I want to get the database picture path so that i can used it and store the same file-name path in the image folder so both can be matched up. Actually i am using a unique-id so that pictures have unique names but don't know how to use it rightly. Any help would be appreciated.

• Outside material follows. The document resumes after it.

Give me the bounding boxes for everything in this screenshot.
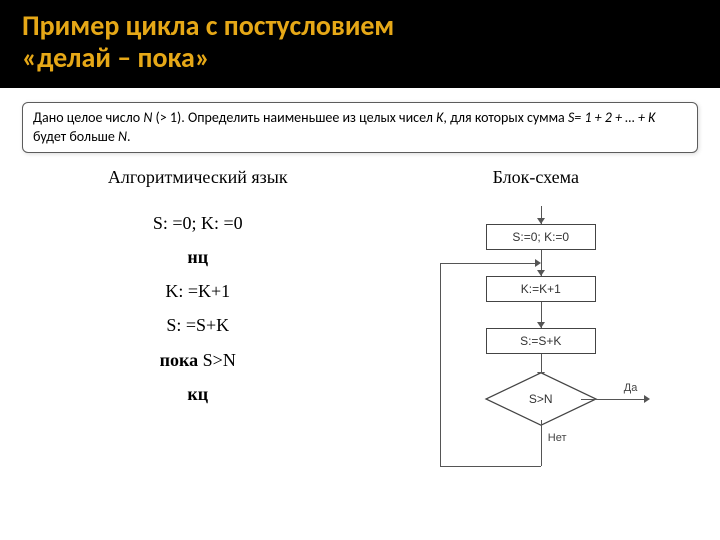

$insert = "UPDATE USER_LOGIN SET PICTURE = '".uniqid().$_FILES['file']['name']."' WHERE USERNAME = '".$_COOKIE['username']."'";
$result = oci_parse($con, $insert);
// Executes a statement.
$check = oci_execute($result);
$UploadDirectory = '/wamp/www/img/Users/Users/'.$row['PICTURE'];
Working Solution:
if($row)
{
$Filename = uniqid().$_FILES['file']['name'];
$DirectoryPath = '/wamp/www/img/Users/Users/'.$Filename;
if(move_uploaded_file($_FILES['file']['tmp_name'], $DirectoryPath))
{
$insert = "UPDATE USER_LOGIN SET PICTURE = '".$Filename."' WHERE USERNAME = '".$_COOKIE['username']."'";
$result = oci_parse($con, $insert);
// Executes a statement.
$check = oci_execute($result);
if($check)
{
echo "Saved";
// Commit the changes to the table.
oci_commit($con);
}
else
{
// Rollback changes to table.
oci_rollback($con);
}
}
else
{
//die('error uploading File!');
}
}